Word sample used in the manuscript from How humans transmit language: horizontal transmission matches word frequencies among peers on Twitter
datasetposted on 07.02.2018 by John Bryden, Shaun P. Wright, Vincent A. A. Jansen
Datasets usually provide raw data for analysis. This raw data often comes in spreadsheet form, but can be any collection of data, on which analysis can be performed.
Language transmission, the passing on of language features such as words between people, is the process of inheritance that underlies linguistic evolution. To understand how language transmission works, we need a mechanistic understanding based on empirical evidence of lasting change of language usage. Here, we analysed 200 million online conversations to investigate transmission between individuals. We find that the frequency of word usage is inherited over conversations, rather than only the binary presence or absence of a word in a person's lexicon. We propose a mechanism for transmission whereby for each word someone encounters there is a chance they will use it more often. Using this mechanism, we measure that, for one word in around every hundred a person encounters, they will use that word more frequently.
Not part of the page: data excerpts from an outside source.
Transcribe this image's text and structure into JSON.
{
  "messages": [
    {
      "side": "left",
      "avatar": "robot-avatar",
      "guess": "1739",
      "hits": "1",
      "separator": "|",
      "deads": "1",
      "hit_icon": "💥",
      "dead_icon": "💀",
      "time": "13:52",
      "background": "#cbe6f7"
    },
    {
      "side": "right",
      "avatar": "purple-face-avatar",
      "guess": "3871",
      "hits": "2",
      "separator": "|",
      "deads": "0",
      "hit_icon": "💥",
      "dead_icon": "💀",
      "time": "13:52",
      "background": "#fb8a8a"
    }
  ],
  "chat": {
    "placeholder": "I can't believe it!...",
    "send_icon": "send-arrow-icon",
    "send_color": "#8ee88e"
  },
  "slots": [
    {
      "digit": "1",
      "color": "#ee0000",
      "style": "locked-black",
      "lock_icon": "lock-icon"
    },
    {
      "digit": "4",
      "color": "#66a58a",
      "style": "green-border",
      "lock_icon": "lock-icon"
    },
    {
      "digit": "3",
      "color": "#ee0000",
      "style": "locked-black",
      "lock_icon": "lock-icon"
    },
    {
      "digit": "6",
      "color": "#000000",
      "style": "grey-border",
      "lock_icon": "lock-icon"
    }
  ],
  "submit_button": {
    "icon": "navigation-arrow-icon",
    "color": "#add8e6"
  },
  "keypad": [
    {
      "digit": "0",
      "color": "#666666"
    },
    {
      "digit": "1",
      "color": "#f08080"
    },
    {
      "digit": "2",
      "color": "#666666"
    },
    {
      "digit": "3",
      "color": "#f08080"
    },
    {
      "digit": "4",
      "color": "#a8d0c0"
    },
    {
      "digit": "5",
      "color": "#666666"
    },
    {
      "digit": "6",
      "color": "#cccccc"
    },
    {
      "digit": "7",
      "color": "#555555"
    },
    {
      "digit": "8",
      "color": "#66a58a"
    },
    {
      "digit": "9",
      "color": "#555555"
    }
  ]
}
As more commonly used words are encountered more often, this means that it is the frequencies of words which are copied. Beyond this, our measurements indicate that this per-encounter mechanism is neutral and applies without any further distinction as to whether a word encountered in a conversation is commonly used or not. An important consequence of this is that frequencies of many words can be used in concert to observe and measure language transmission, and our results confirm this. These results indicate that our mechanism for transmission can be used to study language patterns and evolution within populations.